What you need to know about the Panama Papers

One of the biggest ever financial data leaks implicates political figures and public officials from all over the globe

Xi Jingping, Vladimir Putin, Panama Papers,

Image: Ng Han Guan / AP/Press Association Images

On Sunday night, one of the biggest ever data leaks was released, with a number of media outlets and news agencies around the world revealing the findings of months of investigations into terabytes of data. 

The original contact was made by an anonymous source to German paper  (SZ) from someone inside Mossack Fonseca, a law firm based in Panama who claimed that their life was in danger and that they wanted to make public files and data from inside the company.  

Realising the sheer scale of what they had received, SZ then reached out to the International Consortium of Investigative Journalists (ICIJ), and teams from 80 countries have been reviewing the  2.6 terabytes of data, or 11.5 million documents, which comprise the Panama Papers. 

Who are Mossack Fonseca?

The company, a law firm that specialises in offshore companies, was founded in 1977, and according to their wesbite, they are experienced in commercial law, trust services, investor advisory and international structures.

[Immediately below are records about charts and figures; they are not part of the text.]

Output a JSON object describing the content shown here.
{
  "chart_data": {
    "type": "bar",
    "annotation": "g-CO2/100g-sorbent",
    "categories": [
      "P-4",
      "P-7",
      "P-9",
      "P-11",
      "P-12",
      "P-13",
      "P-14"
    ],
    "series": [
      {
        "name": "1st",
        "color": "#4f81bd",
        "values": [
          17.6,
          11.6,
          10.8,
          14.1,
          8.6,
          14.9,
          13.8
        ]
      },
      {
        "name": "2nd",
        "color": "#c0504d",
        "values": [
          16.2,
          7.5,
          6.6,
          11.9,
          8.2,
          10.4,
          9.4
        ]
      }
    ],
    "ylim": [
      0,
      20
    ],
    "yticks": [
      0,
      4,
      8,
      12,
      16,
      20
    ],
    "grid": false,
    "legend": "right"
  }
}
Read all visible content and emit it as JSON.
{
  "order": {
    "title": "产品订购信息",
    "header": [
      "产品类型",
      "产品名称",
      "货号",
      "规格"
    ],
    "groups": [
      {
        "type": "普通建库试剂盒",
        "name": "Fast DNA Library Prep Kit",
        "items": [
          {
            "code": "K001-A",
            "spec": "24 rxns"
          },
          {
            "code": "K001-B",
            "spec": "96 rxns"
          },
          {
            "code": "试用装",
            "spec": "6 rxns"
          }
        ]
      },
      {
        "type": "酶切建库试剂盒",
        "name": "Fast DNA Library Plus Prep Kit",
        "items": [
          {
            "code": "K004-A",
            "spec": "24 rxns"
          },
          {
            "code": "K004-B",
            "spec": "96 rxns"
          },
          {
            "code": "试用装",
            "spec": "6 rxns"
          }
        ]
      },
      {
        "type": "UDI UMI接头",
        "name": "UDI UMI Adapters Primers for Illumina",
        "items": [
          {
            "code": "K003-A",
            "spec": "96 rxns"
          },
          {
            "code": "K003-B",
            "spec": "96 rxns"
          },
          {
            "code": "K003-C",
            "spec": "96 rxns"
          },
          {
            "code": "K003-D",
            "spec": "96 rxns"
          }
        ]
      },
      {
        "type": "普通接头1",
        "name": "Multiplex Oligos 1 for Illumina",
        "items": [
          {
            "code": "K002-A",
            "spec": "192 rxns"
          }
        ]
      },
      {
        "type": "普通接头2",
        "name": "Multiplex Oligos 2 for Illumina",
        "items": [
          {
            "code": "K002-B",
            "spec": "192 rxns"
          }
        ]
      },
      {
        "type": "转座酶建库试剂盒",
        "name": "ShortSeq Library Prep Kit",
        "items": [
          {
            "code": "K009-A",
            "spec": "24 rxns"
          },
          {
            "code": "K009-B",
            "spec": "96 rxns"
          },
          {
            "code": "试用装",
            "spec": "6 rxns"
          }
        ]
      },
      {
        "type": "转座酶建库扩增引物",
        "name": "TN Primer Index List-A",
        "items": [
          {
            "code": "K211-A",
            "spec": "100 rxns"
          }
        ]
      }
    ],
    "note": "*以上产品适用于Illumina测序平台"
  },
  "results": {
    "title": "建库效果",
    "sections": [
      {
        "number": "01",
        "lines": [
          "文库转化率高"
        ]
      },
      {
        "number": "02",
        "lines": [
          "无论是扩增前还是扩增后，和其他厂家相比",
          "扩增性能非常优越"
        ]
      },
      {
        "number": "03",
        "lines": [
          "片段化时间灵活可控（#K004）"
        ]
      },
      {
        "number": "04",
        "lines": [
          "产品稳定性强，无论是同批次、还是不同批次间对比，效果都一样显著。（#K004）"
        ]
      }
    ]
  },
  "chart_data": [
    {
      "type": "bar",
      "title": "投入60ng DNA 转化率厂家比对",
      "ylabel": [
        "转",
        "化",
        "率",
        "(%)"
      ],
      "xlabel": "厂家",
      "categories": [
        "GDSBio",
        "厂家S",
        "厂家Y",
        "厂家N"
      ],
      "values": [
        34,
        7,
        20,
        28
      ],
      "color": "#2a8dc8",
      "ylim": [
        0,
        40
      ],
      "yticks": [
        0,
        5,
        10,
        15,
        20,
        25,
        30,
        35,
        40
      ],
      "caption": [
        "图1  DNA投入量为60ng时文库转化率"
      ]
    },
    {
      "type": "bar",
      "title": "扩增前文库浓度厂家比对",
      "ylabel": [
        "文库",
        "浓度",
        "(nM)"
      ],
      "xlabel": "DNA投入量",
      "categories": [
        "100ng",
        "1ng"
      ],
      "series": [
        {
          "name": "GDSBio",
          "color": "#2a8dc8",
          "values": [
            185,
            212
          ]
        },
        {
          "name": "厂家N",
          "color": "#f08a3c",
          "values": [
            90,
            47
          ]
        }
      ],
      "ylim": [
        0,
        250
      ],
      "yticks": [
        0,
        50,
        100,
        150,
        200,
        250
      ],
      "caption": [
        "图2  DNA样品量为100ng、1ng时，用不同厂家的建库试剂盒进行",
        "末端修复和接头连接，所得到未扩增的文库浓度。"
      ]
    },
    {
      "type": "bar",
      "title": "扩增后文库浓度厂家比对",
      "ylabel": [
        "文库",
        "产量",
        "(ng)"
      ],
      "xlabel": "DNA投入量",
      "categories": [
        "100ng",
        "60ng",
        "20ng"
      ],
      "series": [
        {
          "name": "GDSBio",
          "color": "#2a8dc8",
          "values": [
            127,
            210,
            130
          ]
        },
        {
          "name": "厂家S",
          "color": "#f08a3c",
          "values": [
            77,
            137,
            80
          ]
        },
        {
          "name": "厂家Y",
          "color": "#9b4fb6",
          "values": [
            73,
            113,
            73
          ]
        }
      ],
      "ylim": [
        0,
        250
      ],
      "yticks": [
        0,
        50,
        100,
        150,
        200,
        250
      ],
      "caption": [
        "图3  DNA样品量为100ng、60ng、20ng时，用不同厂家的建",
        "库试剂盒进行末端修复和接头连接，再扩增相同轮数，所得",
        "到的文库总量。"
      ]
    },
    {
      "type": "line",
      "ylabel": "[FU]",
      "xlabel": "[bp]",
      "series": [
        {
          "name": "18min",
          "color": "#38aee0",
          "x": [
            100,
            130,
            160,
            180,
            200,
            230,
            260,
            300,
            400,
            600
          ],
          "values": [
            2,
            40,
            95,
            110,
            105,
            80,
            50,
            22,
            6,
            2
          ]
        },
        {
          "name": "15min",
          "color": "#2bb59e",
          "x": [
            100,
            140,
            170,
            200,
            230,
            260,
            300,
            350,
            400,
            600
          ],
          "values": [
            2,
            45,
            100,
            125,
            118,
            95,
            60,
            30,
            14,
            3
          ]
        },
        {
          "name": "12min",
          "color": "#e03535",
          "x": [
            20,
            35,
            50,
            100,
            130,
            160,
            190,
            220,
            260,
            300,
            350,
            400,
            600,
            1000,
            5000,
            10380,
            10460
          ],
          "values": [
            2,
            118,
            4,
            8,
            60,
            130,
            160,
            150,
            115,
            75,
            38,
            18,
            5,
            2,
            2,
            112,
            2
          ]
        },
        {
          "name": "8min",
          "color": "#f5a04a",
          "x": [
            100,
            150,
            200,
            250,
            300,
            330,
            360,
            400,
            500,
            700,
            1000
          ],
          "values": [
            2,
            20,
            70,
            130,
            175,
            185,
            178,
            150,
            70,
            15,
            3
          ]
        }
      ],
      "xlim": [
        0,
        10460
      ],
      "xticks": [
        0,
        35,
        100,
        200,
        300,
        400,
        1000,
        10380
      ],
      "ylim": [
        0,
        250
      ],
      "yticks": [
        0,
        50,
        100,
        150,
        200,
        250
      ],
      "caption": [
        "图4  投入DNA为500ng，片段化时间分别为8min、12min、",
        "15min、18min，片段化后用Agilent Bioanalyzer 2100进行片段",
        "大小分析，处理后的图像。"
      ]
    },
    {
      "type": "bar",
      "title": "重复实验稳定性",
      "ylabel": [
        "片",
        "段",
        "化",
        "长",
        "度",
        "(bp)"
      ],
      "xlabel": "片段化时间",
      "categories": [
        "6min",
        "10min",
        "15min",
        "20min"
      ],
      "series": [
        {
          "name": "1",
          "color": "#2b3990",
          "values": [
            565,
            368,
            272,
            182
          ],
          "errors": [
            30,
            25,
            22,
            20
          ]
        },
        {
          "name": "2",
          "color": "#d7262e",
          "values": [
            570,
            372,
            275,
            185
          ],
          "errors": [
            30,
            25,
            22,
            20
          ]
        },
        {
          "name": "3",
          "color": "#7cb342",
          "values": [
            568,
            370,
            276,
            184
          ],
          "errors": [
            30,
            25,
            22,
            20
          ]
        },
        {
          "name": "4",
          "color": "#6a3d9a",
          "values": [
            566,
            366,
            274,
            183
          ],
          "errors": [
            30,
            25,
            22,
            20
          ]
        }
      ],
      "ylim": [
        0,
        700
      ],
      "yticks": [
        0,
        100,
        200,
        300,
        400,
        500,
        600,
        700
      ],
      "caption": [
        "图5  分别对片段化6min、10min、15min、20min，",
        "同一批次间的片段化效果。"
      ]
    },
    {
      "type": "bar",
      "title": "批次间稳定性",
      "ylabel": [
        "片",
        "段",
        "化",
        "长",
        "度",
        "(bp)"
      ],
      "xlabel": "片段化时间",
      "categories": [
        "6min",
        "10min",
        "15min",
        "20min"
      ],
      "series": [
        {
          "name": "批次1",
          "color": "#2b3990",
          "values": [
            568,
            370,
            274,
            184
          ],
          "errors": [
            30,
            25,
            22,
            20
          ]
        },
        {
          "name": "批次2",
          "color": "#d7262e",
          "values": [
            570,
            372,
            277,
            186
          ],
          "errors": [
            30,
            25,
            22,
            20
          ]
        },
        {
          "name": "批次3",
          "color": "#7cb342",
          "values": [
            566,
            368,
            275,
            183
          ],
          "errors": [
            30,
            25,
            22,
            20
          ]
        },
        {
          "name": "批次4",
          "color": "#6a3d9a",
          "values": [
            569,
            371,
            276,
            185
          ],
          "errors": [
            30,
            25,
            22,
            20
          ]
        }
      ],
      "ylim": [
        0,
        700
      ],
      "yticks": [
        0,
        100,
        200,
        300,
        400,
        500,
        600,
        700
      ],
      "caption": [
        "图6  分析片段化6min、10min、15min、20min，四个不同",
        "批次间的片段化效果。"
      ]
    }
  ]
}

They are also world's fourth biggest provider of offshore services. 

They have over 40 offices around the globe in China, Latin America, Europe and the Untied States. 

What are the Panama Papers?

On April 3rd 2016, a leak of data from an anonymous source revealed files which stretch back through the company's 40 year history, implicating famous figures and political leaders in offshore dealings. 12 national leaders are among 143 politicians, their families and close associates from around the world known to have been using offshore tax havens.

The information in the documents is near live, with the most recent records dating from December 2015. 

Who is involved?

The papers, which are still being investigated, contain information on a number of leading political figures and public officials, including Nawaz Sharif, Pakistan's prime minister; Ayad Allawi, ex-interim prime minister and former vice-president of Iraq; Petro Poroshenko, president of Ukraine; Alaa Mubarak, son of Egypt's former president; and the prime minister of Iceland, Sigmundur Davíð Gunnlaugsson.

Image: Ukrainian President Petro Poroshenko. J. Scott Applewhite / AP/Press Association Images

According to the ICIJ, the documents also highlight the existence of "offshore companies linked to the family of China’s top leader, Xi Jinping", as well as "a pattern of covert manoeuvers by banks, companies and people tied to Russian leader [Vladimir] Putin".

Argentine president Mauricio Macri has also been implicated, through a company called Fleg Trading Ltd. which he was intermittently a director of, however a spokesperson stated that he has never been and is not a shareholder

According to Fusion, the son of ex-U.N. Secretary General Kofi Annan, Kojo has also "held several offshore shell companies, using one to purchase a half-million-dollar apartment in central London", but a spokesperson stated that the deal "has been fully disclosed in accordance with applicable laws".

Others named include a key member of FIFA's ethics committee, the families of at least eight current and former members of China's politburo, six members of the House of Lords and three former Conservative MPs.

Is there an Irish link?

Yes, the papers show that Mossack Fonseca had 36 clients in Ireland, and over 300 companies are also implicated, but more will be known when the ICIJ releases the full list of companies involved in early May. 

What have Mossack Fonseca said?

A statement from the company said:

"For 40 years Mossack Fonseca has operated beyond reproach in our home country and in other jurisdictions where we have operations. Our firm has never been accused or charged in connection with criminal wrongdoing.

"If we detect suspicious activity or misconduct, we are quick to report it to the authorities. Similarly, when authorities approach us with evidence of possible misconduct, we always cooperate fully with them."